Everyone, regardless of age or identified risk factors, should be intimately familiar with their personal medical situations and family histories with regard to colorectal cancer. The American Cancer Society recommends that some people be screened using a different schedule due to their personal histories or family histories. Talk with your doctor about your history and what colorectal cancer screening schedule is best for you.

Young adults with a family history or who are at greater risk for colorectal cancer should consult their health care professionals regarding regular colorectal tests. Bon Secours recommends that beginning at age 50, both men and women should follow one of these testing schedules:

Tests that find polyps and cancer

  • Flexible sigmoidoscopy every 5 years*, or
  • Colonoscopy every 10 years, or
  • Double-contrast barium enema every 5 years*, or
  • CT colonography (virtual colonoscopy) every 5 years*

Tests that primarily find cancer

  • Yearly fecal occult blood test (gFOBT)**, or
  • Yearly fecal immunochemical test (FIT) **, or
  • Stool DNA test (sDNA), interval uncertain**

* If the test is positive, a colonoscopy should be done.

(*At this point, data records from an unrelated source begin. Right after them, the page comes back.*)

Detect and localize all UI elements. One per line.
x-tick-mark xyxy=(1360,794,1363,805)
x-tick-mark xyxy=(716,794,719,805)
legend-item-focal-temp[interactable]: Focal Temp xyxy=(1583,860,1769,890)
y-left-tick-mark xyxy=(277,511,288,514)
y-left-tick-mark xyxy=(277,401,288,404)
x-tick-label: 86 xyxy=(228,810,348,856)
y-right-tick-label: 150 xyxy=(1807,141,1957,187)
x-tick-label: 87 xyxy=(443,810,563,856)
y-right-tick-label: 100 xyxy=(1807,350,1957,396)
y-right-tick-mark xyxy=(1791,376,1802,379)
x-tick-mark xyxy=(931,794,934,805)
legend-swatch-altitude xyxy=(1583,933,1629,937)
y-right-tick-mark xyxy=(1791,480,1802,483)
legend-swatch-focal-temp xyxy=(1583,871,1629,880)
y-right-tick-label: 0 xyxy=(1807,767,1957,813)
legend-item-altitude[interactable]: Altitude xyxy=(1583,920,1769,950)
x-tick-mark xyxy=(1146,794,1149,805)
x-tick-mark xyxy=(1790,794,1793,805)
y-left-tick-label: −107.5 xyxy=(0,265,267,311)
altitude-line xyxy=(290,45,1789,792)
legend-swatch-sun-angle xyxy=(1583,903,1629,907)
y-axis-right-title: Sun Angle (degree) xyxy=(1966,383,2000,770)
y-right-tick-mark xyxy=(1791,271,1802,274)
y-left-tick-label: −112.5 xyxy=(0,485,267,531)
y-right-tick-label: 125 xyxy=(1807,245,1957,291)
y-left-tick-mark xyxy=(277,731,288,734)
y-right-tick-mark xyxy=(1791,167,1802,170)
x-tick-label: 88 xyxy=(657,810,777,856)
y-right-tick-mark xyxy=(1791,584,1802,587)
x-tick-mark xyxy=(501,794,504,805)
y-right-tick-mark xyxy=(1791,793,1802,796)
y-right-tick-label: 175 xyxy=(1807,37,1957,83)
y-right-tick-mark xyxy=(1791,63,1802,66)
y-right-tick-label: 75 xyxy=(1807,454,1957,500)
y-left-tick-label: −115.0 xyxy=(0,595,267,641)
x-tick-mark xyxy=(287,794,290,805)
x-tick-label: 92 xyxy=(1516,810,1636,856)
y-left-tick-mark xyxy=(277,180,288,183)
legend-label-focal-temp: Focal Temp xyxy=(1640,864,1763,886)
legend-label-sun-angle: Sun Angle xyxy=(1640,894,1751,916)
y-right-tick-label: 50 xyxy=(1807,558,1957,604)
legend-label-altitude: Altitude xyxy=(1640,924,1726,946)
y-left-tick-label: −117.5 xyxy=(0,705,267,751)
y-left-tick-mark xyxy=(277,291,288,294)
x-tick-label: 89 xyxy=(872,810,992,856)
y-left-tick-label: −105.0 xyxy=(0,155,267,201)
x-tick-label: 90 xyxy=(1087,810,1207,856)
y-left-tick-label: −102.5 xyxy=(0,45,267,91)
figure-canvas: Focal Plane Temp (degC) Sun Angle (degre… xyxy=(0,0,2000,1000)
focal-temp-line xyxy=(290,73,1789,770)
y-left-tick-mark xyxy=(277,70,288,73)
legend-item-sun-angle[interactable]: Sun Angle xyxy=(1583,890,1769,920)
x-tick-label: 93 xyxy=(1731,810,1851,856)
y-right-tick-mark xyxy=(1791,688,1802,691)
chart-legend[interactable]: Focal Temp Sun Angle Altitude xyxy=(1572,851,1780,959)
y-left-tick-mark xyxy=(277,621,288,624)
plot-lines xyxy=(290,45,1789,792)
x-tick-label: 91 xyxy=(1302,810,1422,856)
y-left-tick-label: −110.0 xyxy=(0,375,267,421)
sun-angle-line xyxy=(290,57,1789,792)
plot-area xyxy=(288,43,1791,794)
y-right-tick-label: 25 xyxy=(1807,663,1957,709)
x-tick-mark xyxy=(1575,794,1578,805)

** The multiple-stool take-home test should be used. One test done by the doctor in the office is not adequate for testing. A colonoscopy should be done if the test is positive.


The tests that are designed to find both early cancer and polyps are preferred if these tests are available to you and if you are willing to have one of these more invasive tests. Talk to your doctor about which test is best for you.